Ses auteurs soulignent par ailleurs que le niveau de préparation des structures de tout type est encore insuffisant, malgré des budgets en hausse. 41 % des répondants estiment en effet « probable » que leur entreprise accroisse ses investissements en cybersécurité et 37 % « très probable ». Ils détaillent également le type de dépenses envisagées par les responsables informatiques, dans lesquelles la protection des données, la détection des intrusions et la gestion des identités constituent sans grande surprise le trio de tête.
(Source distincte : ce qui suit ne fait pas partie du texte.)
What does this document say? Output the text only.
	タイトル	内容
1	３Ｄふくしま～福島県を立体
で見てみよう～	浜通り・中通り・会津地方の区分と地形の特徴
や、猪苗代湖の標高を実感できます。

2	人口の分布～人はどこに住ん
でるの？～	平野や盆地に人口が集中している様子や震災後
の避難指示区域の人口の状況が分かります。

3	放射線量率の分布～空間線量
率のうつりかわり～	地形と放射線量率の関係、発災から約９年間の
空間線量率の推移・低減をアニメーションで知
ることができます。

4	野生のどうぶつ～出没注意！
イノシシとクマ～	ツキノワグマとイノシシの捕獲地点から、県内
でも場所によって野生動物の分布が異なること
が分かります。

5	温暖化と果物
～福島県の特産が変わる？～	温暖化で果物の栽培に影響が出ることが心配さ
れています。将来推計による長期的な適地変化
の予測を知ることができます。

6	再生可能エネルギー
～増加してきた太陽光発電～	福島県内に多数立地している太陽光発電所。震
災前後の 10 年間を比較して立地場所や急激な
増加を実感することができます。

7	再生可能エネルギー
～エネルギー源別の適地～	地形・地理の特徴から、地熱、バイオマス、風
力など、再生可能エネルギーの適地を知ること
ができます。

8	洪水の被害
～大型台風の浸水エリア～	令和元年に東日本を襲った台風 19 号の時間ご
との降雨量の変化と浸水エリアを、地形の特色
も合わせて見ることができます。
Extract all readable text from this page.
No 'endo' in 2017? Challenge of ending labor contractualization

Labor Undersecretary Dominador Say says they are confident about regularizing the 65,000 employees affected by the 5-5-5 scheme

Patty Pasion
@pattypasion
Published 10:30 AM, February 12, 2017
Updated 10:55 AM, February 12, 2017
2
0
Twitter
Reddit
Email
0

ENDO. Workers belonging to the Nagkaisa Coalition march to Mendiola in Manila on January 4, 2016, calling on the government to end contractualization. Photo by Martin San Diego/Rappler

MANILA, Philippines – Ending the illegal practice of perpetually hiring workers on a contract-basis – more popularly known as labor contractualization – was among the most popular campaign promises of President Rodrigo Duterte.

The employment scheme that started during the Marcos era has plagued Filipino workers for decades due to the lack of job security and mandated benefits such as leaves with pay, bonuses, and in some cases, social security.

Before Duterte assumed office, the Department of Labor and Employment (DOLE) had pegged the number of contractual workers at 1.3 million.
Plus étonnantes sont les réponses à la question de savoir comment les entreprises réagissent face aux ransomwares. Véritable fil rouge du rapport, ce genre d’attaque demeure en effet l’une des plus dangereuses auxquelles les structures privées ou publiques ont à faire face. Tout comme pour le terrorisme ou le kidnapping, la doctrine officielle est en effet « on ne négocie pas, on ne paie pas ». Les bonnes raisons d’agir ainsi sont nombreuses : verser la rançon reviendrait à inciter les pirates informatiques à recommencer et à encourir des risques judiciaires, comme des accusations de financement du terrorisme, par exemple, le tout sans garantie de récupérer ses fichiers ou la maîtrise de son outil de production.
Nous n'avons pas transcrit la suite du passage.